The main reason that we chose to investigate these patients, who were already under our care, in this manner, is because the detection of vigabatrin-associated field loss currently relies on standard visual field testing. All current methods of field testing require significant cooperation of the patient. The development and use of reliable tests, which could be easily performed in patients either with learning problems, cognitive dysfunction, or in childhood is essential. In this context, the use of scanning laser polarimetry may be a promising diagnostic alternative. All our patients managed to perform the scan easily, unlike the visual field testing in which three patients failed. Other screening tools, standard ERG or field-specific VEP techniques, can be used in laboratory settings but are not practical for clinical use without a large increase in resources. We are aware that our series only contains few patients and that before advocating its widespread acceptance much more work needs to be performed. Similar reports utilising various RNFL imaging techniques10, 11, 12 show similar characteristics; however, we feel that a purely objective test, as found with the GDx or OCT,12 provides a more rigorous basis for deciding a patients future treatment plans.

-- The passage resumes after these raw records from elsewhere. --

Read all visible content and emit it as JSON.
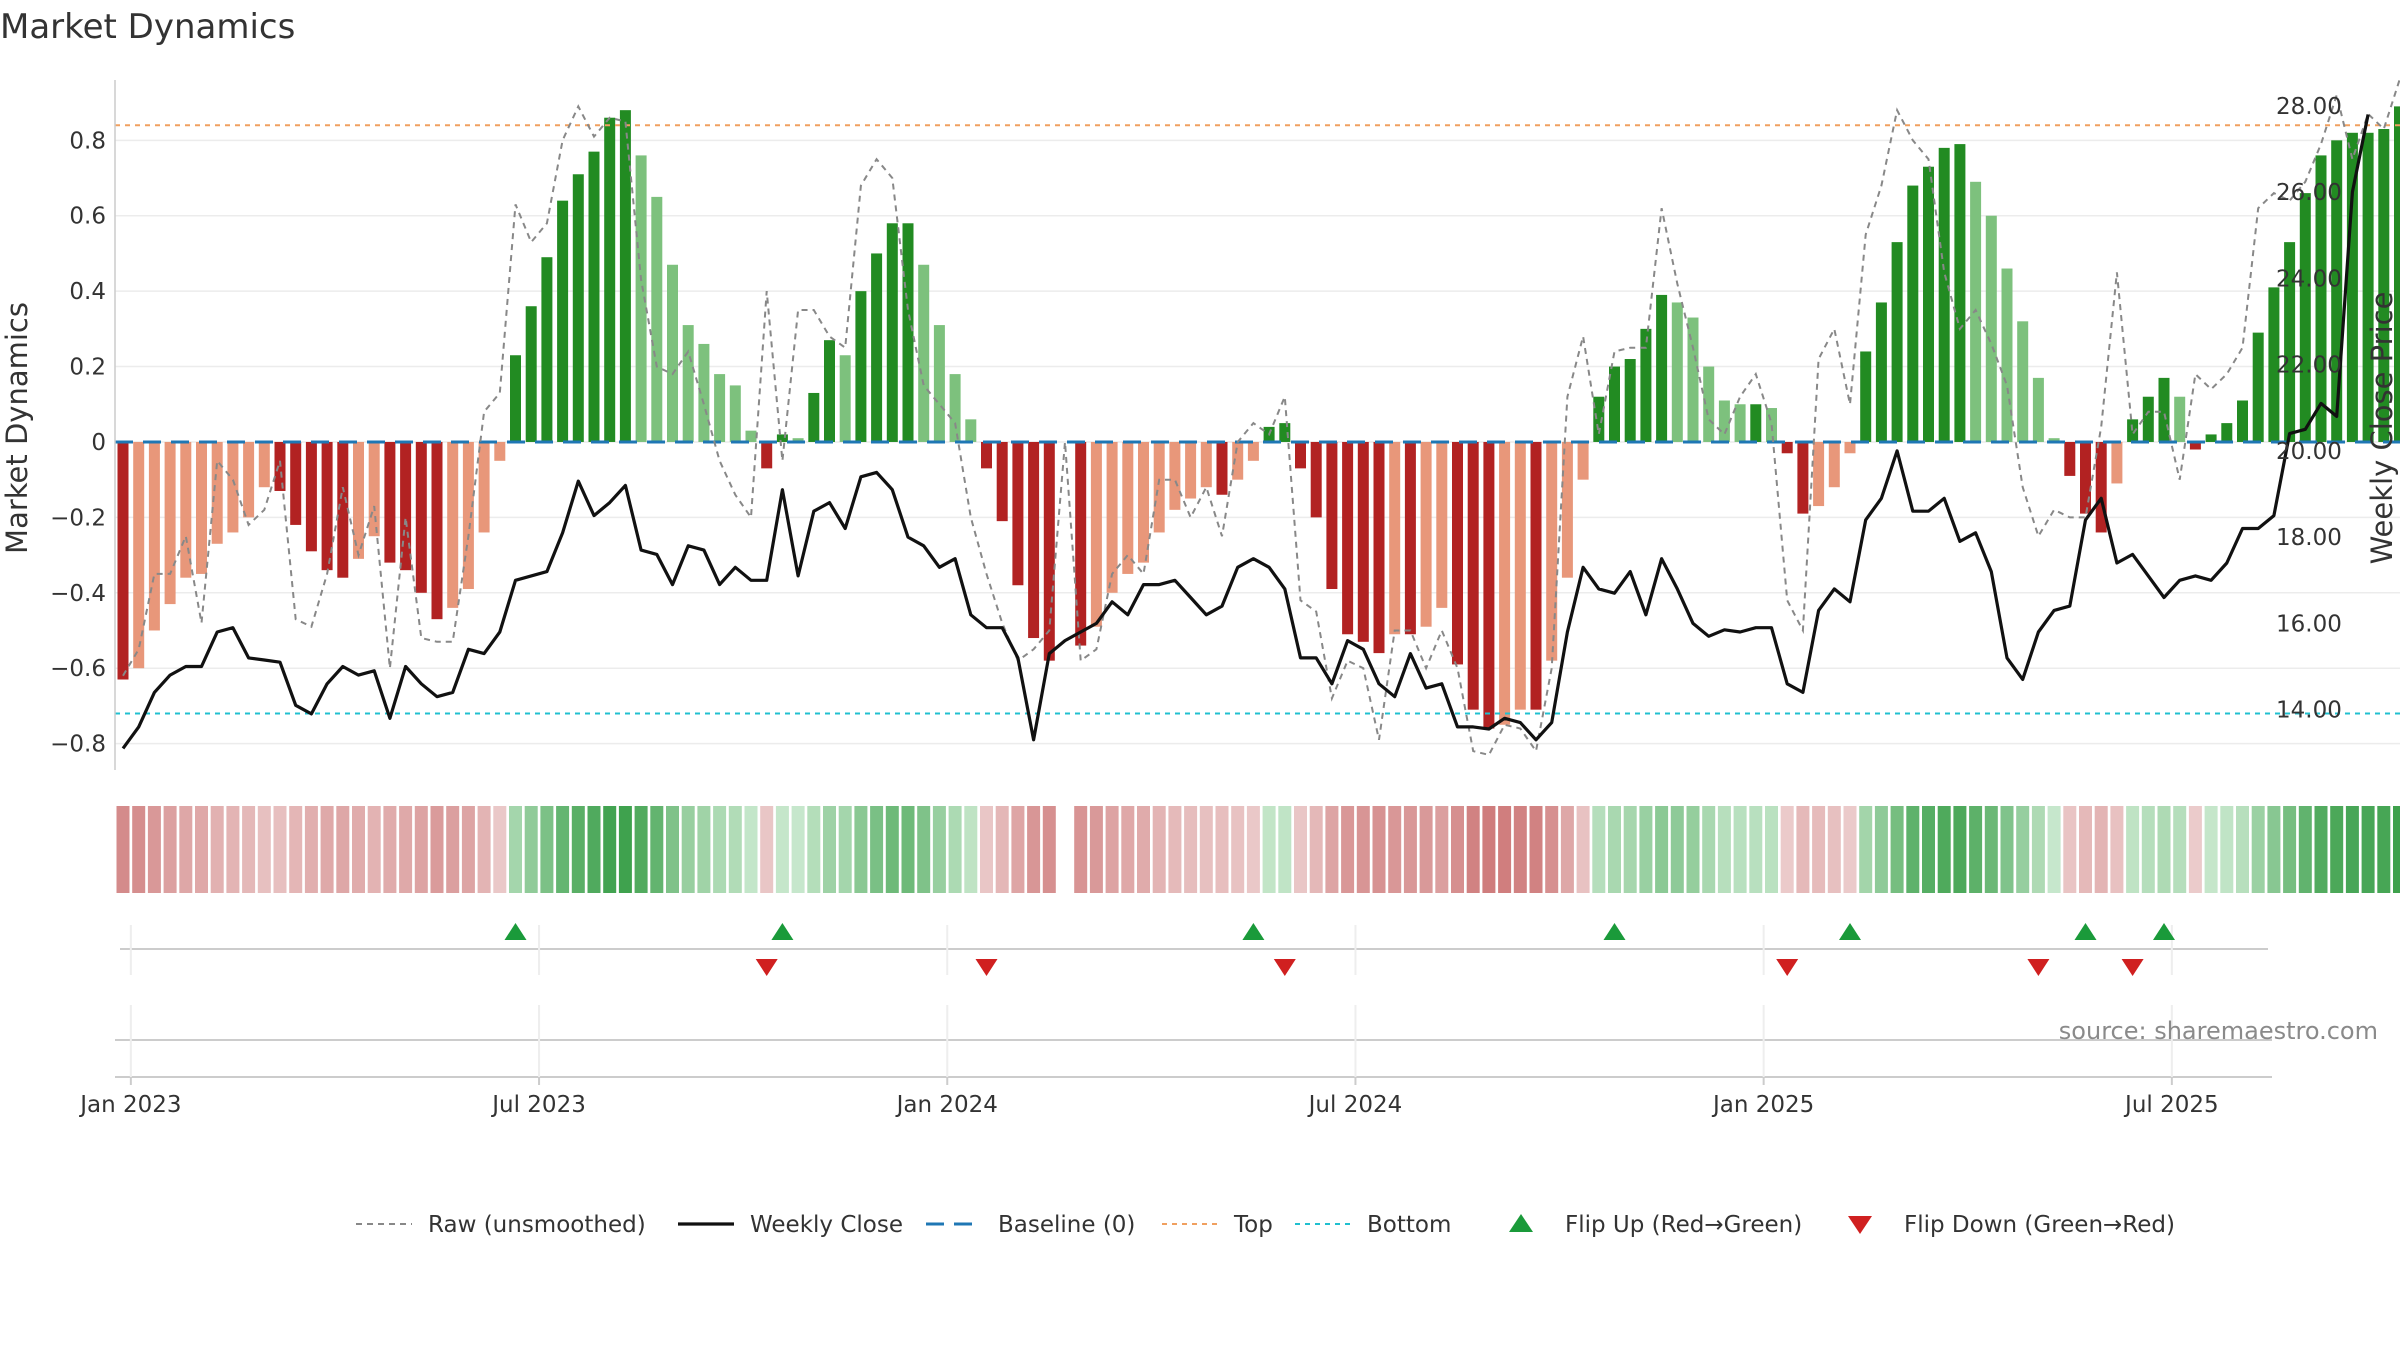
{
  "chart_data": {
    "type": "bar",
    "title": "Market Dynamics",
    "ylabel_left": "Market Dynamics",
    "ylabel_right": "Weekly Close Price",
    "ylim_left": [
      -0.87,
      0.96
    ],
    "ylim_right": [
      12.6,
      28.6
    ],
    "left_ticks": [
      "0.8",
      "0.6",
      "0.4",
      "0.2",
      "0",
      "−0.2",
      "−0.4",
      "−0.6",
      "−0.8"
    ],
    "left_tick_values": [
      0.8,
      0.6,
      0.4,
      0.2,
      0,
      -0.2,
      -0.4,
      -0.6,
      -0.8
    ],
    "right_ticks": [
      "28.00",
      "26.00",
      "24.00",
      "22.00",
      "20.00",
      "18.00",
      "16.00",
      "14.00"
    ],
    "right_tick_values": [
      28,
      26,
      24,
      22,
      20,
      18,
      16,
      14
    ],
    "x_ticks": [
      "Jan 2023",
      "Jul 2023",
      "Jan 2024",
      "Jul 2024",
      "Jan 2025",
      "Jul 2025"
    ],
    "x_tick_weeks": [
      0.5,
      26.5,
      52.5,
      78.5,
      104.5,
      130.5
    ],
    "top_level": 0.84,
    "bottom_level": -0.72,
    "baseline": 0,
    "start_date": "2022-12-26",
    "gap_week": 60,
    "dynamics": [
      -0.63,
      -0.6,
      -0.5,
      -0.43,
      -0.36,
      -0.35,
      -0.27,
      -0.24,
      -0.2,
      -0.12,
      -0.13,
      -0.22,
      -0.29,
      -0.34,
      -0.36,
      -0.31,
      -0.25,
      -0.32,
      -0.34,
      -0.4,
      -0.47,
      -0.44,
      -0.39,
      -0.24,
      -0.05,
      0.23,
      0.36,
      0.49,
      0.64,
      0.71,
      0.77,
      0.86,
      0.88,
      0.76,
      0.65,
      0.47,
      0.31,
      0.26,
      0.18,
      0.15,
      0.03,
      -0.07,
      0.02,
      0.01,
      0.13,
      0.27,
      0.23,
      0.4,
      0.5,
      0.58,
      0.58,
      0.47,
      0.31,
      0.18,
      0.06,
      -0.07,
      -0.21,
      -0.38,
      -0.52,
      -0.58,
      0,
      -0.54,
      -0.49,
      -0.4,
      -0.35,
      -0.32,
      -0.24,
      -0.18,
      -0.15,
      -0.12,
      -0.14,
      -0.1,
      -0.05,
      0.04,
      0.05,
      -0.07,
      -0.2,
      -0.39,
      -0.51,
      -0.53,
      -0.56,
      -0.51,
      -0.51,
      -0.49,
      -0.44,
      -0.59,
      -0.71,
      -0.76,
      -0.75,
      -0.71,
      -0.71,
      -0.58,
      -0.36,
      -0.1,
      0.12,
      0.2,
      0.22,
      0.3,
      0.39,
      0.37,
      0.33,
      0.2,
      0.11,
      0.1,
      0.1,
      0.09,
      -0.03,
      -0.19,
      -0.17,
      -0.12,
      -0.03,
      0.24,
      0.37,
      0.53,
      0.68,
      0.73,
      0.78,
      0.79,
      0.69,
      0.6,
      0.46,
      0.32,
      0.17,
      0.01,
      -0.09,
      -0.19,
      -0.24,
      -0.11,
      0.06,
      0.12,
      0.17,
      0.12,
      -0.02,
      0.02,
      0.05,
      0.11,
      0.29,
      0.41,
      0.53,
      0.66,
      0.76,
      0.8,
      0.82,
      0.82,
      0.83,
      0.89
    ],
    "raw": [
      -0.62,
      -0.55,
      -0.35,
      -0.35,
      -0.25,
      -0.48,
      -0.05,
      -0.1,
      -0.22,
      -0.18,
      -0.05,
      -0.47,
      -0.49,
      -0.35,
      -0.12,
      -0.3,
      -0.17,
      -0.6,
      -0.2,
      -0.52,
      -0.53,
      -0.53,
      -0.25,
      0.08,
      0.13,
      0.63,
      0.53,
      0.58,
      0.8,
      0.89,
      0.81,
      0.86,
      0.85,
      0.43,
      0.2,
      0.18,
      0.24,
      0.1,
      -0.05,
      -0.14,
      -0.2,
      0.4,
      -0.05,
      0.35,
      0.35,
      0.28,
      0.25,
      0.68,
      0.75,
      0.7,
      0.35,
      0.15,
      0.1,
      0.05,
      -0.2,
      -0.35,
      -0.48,
      -0.58,
      -0.55,
      -0.5,
      0,
      -0.58,
      -0.55,
      -0.35,
      -0.3,
      -0.35,
      -0.1,
      -0.1,
      -0.2,
      -0.12,
      -0.25,
      0,
      0.05,
      0.02,
      0.12,
      -0.42,
      -0.45,
      -0.68,
      -0.58,
      -0.6,
      -0.79,
      -0.5,
      -0.5,
      -0.6,
      -0.5,
      -0.6,
      -0.82,
      -0.83,
      -0.75,
      -0.76,
      -0.82,
      -0.6,
      0.12,
      0.28,
      0.02,
      0.24,
      0.25,
      0.25,
      0.62,
      0.42,
      0.25,
      0.06,
      0.02,
      0.12,
      0.18,
      0.05,
      -0.42,
      -0.5,
      0.22,
      0.3,
      0.1,
      0.55,
      0.68,
      0.88,
      0.8,
      0.75,
      0.45,
      0.3,
      0.35,
      0.26,
      0.15,
      -0.12,
      -0.25,
      -0.18,
      -0.2,
      -0.2,
      0.04,
      0.45,
      0.02,
      0.08,
      0.08,
      -0.1,
      0.18,
      0.14,
      0.18,
      0.25,
      0.62,
      0.66,
      0.64,
      0.69,
      0.79,
      0.92,
      0.75,
      0.87,
      0.83,
      0.96,
      0.98
    ],
    "close": [
      13.1,
      13.6,
      14.4,
      14.8,
      15,
      15,
      15.8,
      15.9,
      15.2,
      15.15,
      15.1,
      14.1,
      13.9,
      14.6,
      15,
      14.8,
      14.9,
      13.8,
      15,
      14.6,
      14.3,
      14.4,
      15.4,
      15.3,
      15.8,
      17,
      17.1,
      17.2,
      18.1,
      19.3,
      18.5,
      18.8,
      19.2,
      17.7,
      17.6,
      16.9,
      17.8,
      17.7,
      16.9,
      17.3,
      17,
      17,
      19.1,
      17.1,
      18.6,
      18.8,
      18.2,
      19.4,
      19.5,
      19.1,
      18,
      17.8,
      17.3,
      17.5,
      16.2,
      15.9,
      15.9,
      15.2,
      13.3,
      15.3,
      15.6,
      15.8,
      16,
      16.5,
      16.2,
      16.9,
      16.9,
      17,
      16.6,
      16.2,
      16.4,
      17.3,
      17.5,
      17.3,
      16.8,
      15.2,
      15.2,
      14.6,
      15.6,
      15.4,
      14.6,
      14.3,
      15.3,
      14.5,
      14.6,
      13.6,
      13.6,
      13.55,
      13.8,
      13.7,
      13.3,
      13.7,
      15.8,
      17.3,
      16.8,
      16.7,
      17.2,
      16.2,
      17.5,
      16.8,
      16,
      15.7,
      15.85,
      15.8,
      15.9,
      15.9,
      14.6,
      14.4,
      16.3,
      16.8,
      16.5,
      18.4,
      18.9,
      20,
      18.6,
      18.6,
      18.9,
      17.9,
      18.1,
      17.2,
      15.2,
      14.7,
      15.8,
      16.3,
      16.4,
      18.4,
      18.9,
      17.4,
      17.6,
      17.1,
      16.6,
      17,
      17.1,
      17,
      17.4,
      18.2,
      18.2,
      18.5,
      20.4,
      20.5,
      21.1,
      20.8,
      26,
      27.8
    ],
    "flip_up_weeks": [
      25,
      42,
      72,
      95,
      110,
      125,
      130
    ],
    "flip_down_weeks": [
      41,
      55,
      74,
      106,
      122,
      128
    ]
  },
  "legend": [
    {
      "label": "Raw (unsmoothed)",
      "style": "dashed",
      "color": "#888888"
    },
    {
      "label": "Weekly Close",
      "style": "solid",
      "color": "#111111"
    },
    {
      "label": "Baseline (0)",
      "style": "dashed-long",
      "color": "#1f77b4"
    },
    {
      "label": "Top",
      "style": "dotted",
      "color": "#f0a060"
    },
    {
      "label": "Bottom",
      "style": "dotted",
      "color": "#20c0d0"
    },
    {
      "label": "Flip Up (Red→Green)",
      "style": "triangle-up",
      "color": "#1a9a3a"
    },
    {
      "label": "Flip Down (Green→Red)",
      "style": "triangle-down",
      "color": "#d02020"
    }
  ],
  "source": "source: sharemaestro.com",
  "colors": {
    "strong_green": "#228b22",
    "fading_green": "#7dc17d",
    "strong_red": "#b22222",
    "fading_red": "#e8977a",
    "top_line": "#f0a060",
    "bottom_line": "#20c0d0",
    "baseline": "#1f77b4"
  }
}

With only eight patients we can draw no conclusions from the lack of correlation between cumulative dose and any of the GDx parameters; however, even with much larger studies there is variable evidence to suggest a dose-dependant relationship between the vigabatrin and subsequent field loss.16, 17 What is consistent though is that the field loss seems to occur in the first 2 or 3 years of therapy and then remains static. From our results we cannot give any indication of which level of NFI would give an indication of damage from a single scan; however, these preliminary tests do show that scanning laser polarimetry may also have a role in the future monitoring of these patients. It is likely that subtle defects will be found on polarimetry before the development of dense field loss, thus avoiding this complication that compounds the life style of these vulnerable patients.

Conclusion

This is the first reported case series showing that scanning laser polarimetry can be performed safely and reliably on patients with vigabatrin-associated field loss. It can be used in patients that cannot tolerate formal field testing. The nerve fibre layer loss concentrates on the long fibres, which explains the nasal pattern of field loss seen in these patients. We advocate the further investigation of the use of scanning laser polarimetry in the screening of patients taking vigabatrin.